Colin Morton, Lead Consultant Dermatologist, NHS Forth Valley said; “The trouble with delivering care remotely is that dermatology is a visual specialty, and whilst video-based consultations can play a role in care delivery, video has a number of important limitations. The quality of images and video can hinder visual diagnosis and patient access to and familiarity with video technology can be limited. The challenges we’ve all experienced with this kind of tech during lockdown can also make video consultations more time consuming than the face-to-face equivalent, adding further pressure to clinicians and clinic staff.

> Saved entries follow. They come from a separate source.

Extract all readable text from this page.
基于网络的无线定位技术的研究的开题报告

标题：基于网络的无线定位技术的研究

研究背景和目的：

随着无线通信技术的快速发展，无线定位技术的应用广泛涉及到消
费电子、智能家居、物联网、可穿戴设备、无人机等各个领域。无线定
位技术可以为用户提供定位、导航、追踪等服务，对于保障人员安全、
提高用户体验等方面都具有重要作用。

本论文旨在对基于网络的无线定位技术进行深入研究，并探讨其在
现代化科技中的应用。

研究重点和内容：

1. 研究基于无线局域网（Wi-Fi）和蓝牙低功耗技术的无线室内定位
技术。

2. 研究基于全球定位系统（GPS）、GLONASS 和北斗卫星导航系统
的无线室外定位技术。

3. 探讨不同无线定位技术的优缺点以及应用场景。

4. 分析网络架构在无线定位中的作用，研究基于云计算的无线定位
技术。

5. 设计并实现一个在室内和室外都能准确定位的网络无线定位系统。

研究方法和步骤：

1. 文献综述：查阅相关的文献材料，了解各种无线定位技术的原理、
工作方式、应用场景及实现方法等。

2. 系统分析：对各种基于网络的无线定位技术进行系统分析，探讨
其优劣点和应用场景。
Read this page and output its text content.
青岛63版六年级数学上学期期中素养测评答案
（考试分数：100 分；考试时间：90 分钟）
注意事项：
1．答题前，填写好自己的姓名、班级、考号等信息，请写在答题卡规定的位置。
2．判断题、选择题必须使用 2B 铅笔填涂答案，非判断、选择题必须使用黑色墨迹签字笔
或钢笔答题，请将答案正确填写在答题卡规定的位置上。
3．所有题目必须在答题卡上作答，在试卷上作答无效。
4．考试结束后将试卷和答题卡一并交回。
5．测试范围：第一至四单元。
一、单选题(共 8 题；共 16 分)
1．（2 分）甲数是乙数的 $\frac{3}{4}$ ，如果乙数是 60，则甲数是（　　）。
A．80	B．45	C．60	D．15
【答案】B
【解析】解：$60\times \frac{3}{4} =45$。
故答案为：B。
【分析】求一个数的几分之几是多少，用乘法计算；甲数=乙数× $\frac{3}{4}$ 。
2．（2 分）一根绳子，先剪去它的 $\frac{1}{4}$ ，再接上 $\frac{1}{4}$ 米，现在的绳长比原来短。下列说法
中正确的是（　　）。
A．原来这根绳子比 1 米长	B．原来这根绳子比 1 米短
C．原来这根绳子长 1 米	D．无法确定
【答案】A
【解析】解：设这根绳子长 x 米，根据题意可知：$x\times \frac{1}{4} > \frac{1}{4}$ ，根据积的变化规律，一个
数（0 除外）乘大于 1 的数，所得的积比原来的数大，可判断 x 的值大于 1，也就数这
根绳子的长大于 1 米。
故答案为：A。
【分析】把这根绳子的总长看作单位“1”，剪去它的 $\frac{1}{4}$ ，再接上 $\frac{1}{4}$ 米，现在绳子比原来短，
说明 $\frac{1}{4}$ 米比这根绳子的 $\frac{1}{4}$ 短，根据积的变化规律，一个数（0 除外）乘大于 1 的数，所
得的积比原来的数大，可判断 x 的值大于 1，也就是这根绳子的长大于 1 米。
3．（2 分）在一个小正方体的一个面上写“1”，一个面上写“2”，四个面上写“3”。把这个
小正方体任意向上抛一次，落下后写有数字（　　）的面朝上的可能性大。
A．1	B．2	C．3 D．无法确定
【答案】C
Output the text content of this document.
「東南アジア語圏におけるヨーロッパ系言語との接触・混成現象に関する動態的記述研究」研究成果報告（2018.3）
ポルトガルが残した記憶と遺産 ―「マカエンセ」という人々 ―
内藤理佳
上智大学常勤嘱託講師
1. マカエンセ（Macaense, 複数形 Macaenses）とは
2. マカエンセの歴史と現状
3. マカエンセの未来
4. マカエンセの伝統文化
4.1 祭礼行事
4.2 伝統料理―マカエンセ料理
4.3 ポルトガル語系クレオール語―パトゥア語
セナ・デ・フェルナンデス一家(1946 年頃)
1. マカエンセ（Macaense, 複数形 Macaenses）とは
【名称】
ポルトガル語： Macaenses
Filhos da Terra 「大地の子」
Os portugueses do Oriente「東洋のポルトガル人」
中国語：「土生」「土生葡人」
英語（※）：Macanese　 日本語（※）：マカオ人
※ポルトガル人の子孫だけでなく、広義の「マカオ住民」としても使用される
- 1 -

“On the flipside, a system where patients submit images to the clinic has its own limitations; clinicians lose important information and context that is important for accurate assessment and diagnosis.
“The ideal middle ground was to develop an asynchronous approach, with patients providing good quality images and accompanying explanatory text for a clinician to review in a set time frame before sending a comprehensive response back,” explains Mr Morton.
Delivering progress through stakeholder and patient collaboration
To succeed however, any new system had to be simple, functional, and accessible, and key to this was collaboration. The team collaborated with an experienced industry partner and from the start the project team engaged with patients to shape service development and ensure that the resulting platform was one patients wanted to use.
The start of the pandemic resulted in an even greater need to deliver care remotely and reinforced the importance and urgency of the project. It also led to evolution and expansion of the initiative from the initial focus on existing patients to encompass new patients. The importance of a service for new patients was clearly demonstrated by the fact that in the end, 70% of DDA activity in 2020/21 was for new patients. Patients who, in the absence of the DDA service, would have experienced delays to care that impacted quality of life, preventable disease progression and would have presented to the NHS in the future with more severe disease that was more costly to treat.
The sustainability of the service over the longer-term was also a key consideration. Its total integration, from appointment generation through to hospital and GP patient records, was a priority for the team and is fundamental to it remaining a core element of dermatology services in the future.
Colin Morton continues; “Overall, more than 3,000 patients have had DDA appointments with over 2,500 of those during 2020/21 and the lengthy periods of lockdown. In addition to the benefits to patients and the local NHS in the two original health boards, the initiative is in the process of being rolled out across NHS Scotland in addition to being adapted for use within other specialties such as pain and gastroenterology.”
Initiatives like this, that combine improvement in patient care with more efficient services that save time and resources, are fundamental to the successful recovery of a resilient, robust, and more effective NHS. Sharing best practice allows the benefits of such initiatives to be replicated across the NHS, and platforms like the HSJ Awards are key to showcasing examples of excellence and sparking new ideas and thinking.
AbbVie’s Corporate Communications Lead, Cheryl Pitcher, who presented the award to the winning team, commented; “Digital technologies can help reduce the care backlog going forward by freeing up in-person care for patients who need it whilst reducing clinic visits and travel time for those who can be effectively treated remotely, but it has to be tailored to patient needs, accessible and integrated with traditional services.
“We were thrilled to support this winning project and be able to showcase it as a powerful example of how the NHS and industry can work together – and in partnership with patients - to transform NHS services for the better.”